From the post:
The fundamental problem with logs is that they are usually stored in files although they are best represented as streams (by Adam Wiggins, CTO at Heroku). Traditionally, they have been dumped into text-based files and collected by rsync in hourly or daily fashion. With today’s web/mobile applications, this creates two problems.
Problem 1: Need Ad-Hoc Parsing
The text-based logs have their own format, and the analytics engineer needs to write a dedicated parser for each format. However, You are a DATA SCIENTIST, NOT A PARSER GENERATOR, right? 🙂
Problem 2: Lacks Freshness
The logs lag. The realtime analysis of user behavior makes feature iterations a lot faster. A nimbler A/B testing will help you differentiate your service from competitors.
This is where Fluentd comes in. We believe Fluentd solves all issues of scalable log collection by getting rid of files, and turns logs into true semi-structured data streams.
If you are interested in log file processing, take a look at Fluentd and compare it to the competition.

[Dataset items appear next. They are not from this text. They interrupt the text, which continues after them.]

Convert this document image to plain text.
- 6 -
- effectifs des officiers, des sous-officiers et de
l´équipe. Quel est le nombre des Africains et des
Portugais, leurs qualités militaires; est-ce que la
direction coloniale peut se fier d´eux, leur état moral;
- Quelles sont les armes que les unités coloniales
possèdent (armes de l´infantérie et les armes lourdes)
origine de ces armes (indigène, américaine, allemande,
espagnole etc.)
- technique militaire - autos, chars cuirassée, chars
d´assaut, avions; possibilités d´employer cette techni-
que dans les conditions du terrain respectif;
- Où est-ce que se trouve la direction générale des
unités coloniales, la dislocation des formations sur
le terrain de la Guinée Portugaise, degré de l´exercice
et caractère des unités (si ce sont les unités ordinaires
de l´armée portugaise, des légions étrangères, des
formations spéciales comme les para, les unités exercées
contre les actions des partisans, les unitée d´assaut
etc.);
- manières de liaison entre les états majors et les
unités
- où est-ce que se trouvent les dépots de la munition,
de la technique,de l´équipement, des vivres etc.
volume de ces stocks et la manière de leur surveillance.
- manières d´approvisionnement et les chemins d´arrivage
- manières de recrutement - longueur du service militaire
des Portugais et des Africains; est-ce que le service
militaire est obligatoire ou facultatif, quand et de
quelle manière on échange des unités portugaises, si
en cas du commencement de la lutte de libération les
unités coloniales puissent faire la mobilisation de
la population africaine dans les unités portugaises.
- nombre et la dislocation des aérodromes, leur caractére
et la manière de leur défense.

As far as logs as streams, I think the “file view” of most data, logs or not, isn’t helpful. What does it matter to me if the graphs for a document are being generated in real time by a server and updated in my document? Or that a select bibliography is being updated so that readers get the late breaking research in a fast developing field?
The “fixed text” of a document is a view based upon the production means for documents. When those production means change, so should our view of documents.